Sinus Cavity Blues
By Noah Cicero.
i’m not depressed
but people say all the time i look depressed
but i’m okay when people aren’t around
so i’m assuming that i get depressed when people come around and make me realize that people are fucked up, things are fucked, i’m fucked, and fucked
i keep getting less involved with people
as time passes i decrease my human interaction
at work there are a lot of people there
they ask me to go out
to bars
sometimes i go
i like going to bars and playing pool
but i don’t like talking
sometimes people engage me in conversation
they force me to say things about music and writing and other shit
i don’t care
i’m cool
you’re cool
lets drink in silence
i feel so alienated that i don’t even care about politics anymore
i did those things on capitalism, but there were no politics in them
i support no candidate
i don’t feel part of the world and the majority of people who live in it
they seem to be concerned with other things to the point that my things have nothing to do with their things, most of the time it is looked at with scorn
most people think i’m an asshole
i feel okay if after work i get a coffee mocha from a gas station and go home and watch a movie
i feel content, or just as happy if i was in a room drinking with people
beer gives me heartburn and makes me piss a lot and sometimes i get depressed
the coffee mocha relieves my heartburn and doesn’t have any side effects

ABOUT THE AUTHOR
Noah Cicero is a writer from America.

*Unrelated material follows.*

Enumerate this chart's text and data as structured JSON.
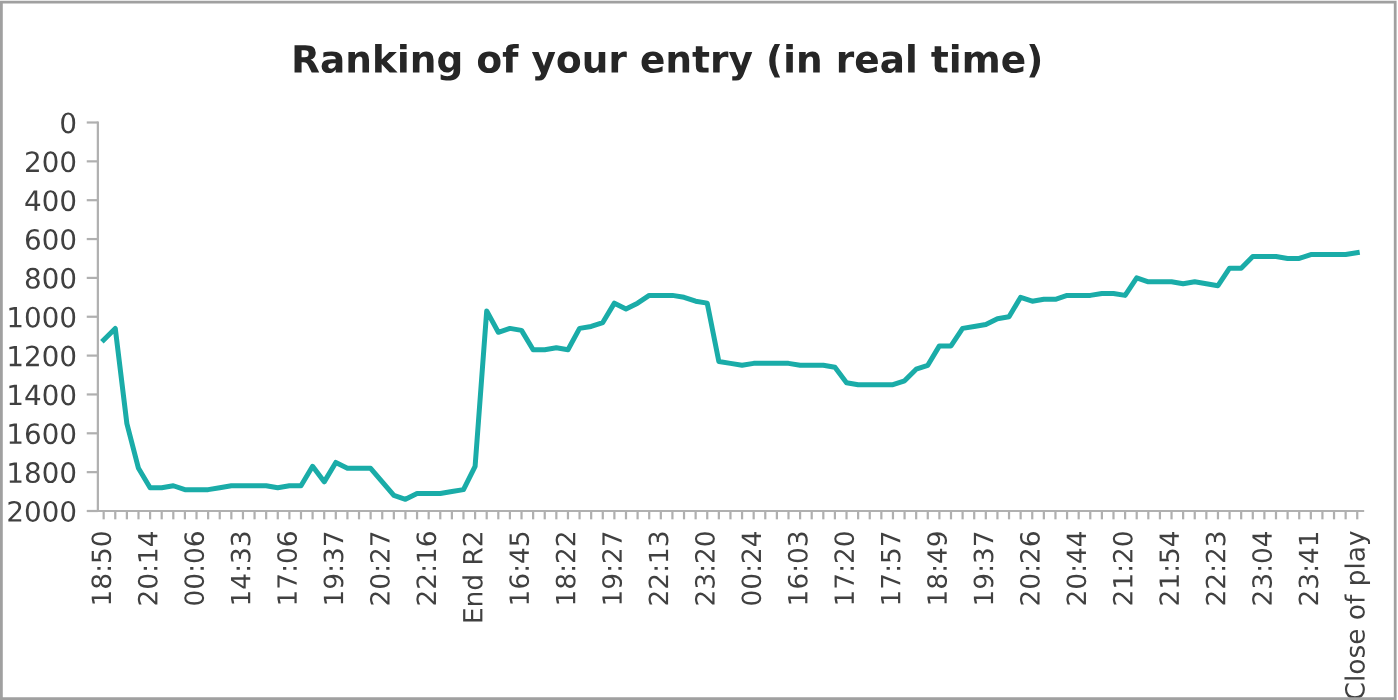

He has several books published The Human War, The Condemned and in June Treatise. The last five times he submitted he was rejected. Two of the times the editor bitched about his grammar. He is currently studying history. He is also studying organic gardening and planning on having a quarter acre garden, and planting an orchard of apple and pear trees. He is the expo 1 cook at Lone Star Steak House and Saloon in Niles, OH. Which means he stands in the middle of the cook line getting yelled by managers, servers, and broil cooks. He has acid reflux disorder, sinus headaches, and hemorrhoids. By most anyone’s standards, Noah Cicero is a failure. But he believes or at least tells himself that he is a failure with style.